L.D. – Le fameux bol de riz… Qu’attend l’école catholique de l’État ? …
H.B. – Question d’importance évidemment. Pascal Balmand a voulu d’abord ne pas se situer dans une logique de revendications. Il rappelle simplement qu’une association avec l’État revient à être « vrai partenaire » et non pas à « être toléré faute de mieux ». Être partenaires, dit-il, ce serait « constamment réfléchir dans le dialogue, dans la concertation, ajuster les pratiques aux besoins en évolution de la société. » Au lieu de sans cesse opposer l’école publique à l’école privée, se rappeler toujours qu’il y a un « besoins collectif et des manières plurielles d’y contribuer. »
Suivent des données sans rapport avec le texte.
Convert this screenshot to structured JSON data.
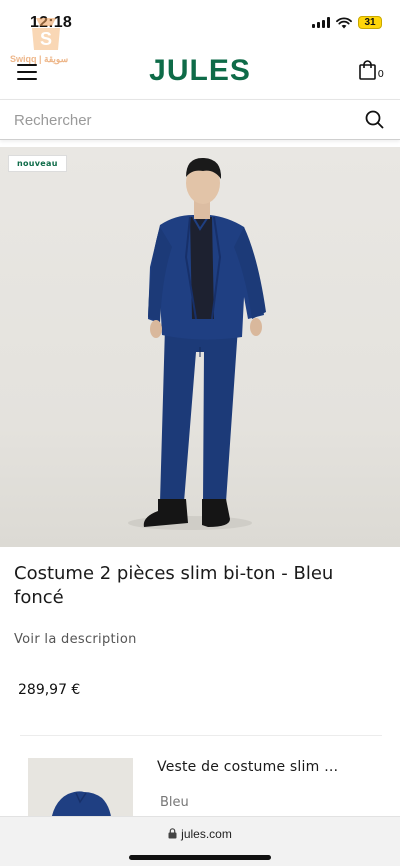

L.D. – Pénurie de professeurs, carte scolaire, passage du public au privé, mixité sociale, remplaçants moins bien payés que dans le public, recrutements aux profils particuliers, ça fait beaucoup de sujets…
H.B. – Oui beaucoup de thèmes abordés. Intéressant le moment concernant les raisons d’un passage du public dans le privé, essentiellement pour son « climat éducatif ». Sans doute la « singularité du fonctionnement d’un établissement catholique » n’est-il pas pour rien avec sa « moindre segmentation », ses « équipes » et « sa communauté éducative incarnée ».
L.D. – Est-ce que ça reste un enseignement d’excellence ?
H.B. – L’enseignement catholique ? Oui, et même si les jésuites récusent aujourd’hui le mot – c’est dans la revue Études de ce mois-ci – l’élitaire (1) – le meilleur pour tous – que prône un certain enseignement privé ne perd pas de terrain. Témoignage intéressant à découvrir dans l’article du 3 février dernier de Dominique Seux dans Les Échos « Leurs années chez les jésuites ». Tout sauf banal !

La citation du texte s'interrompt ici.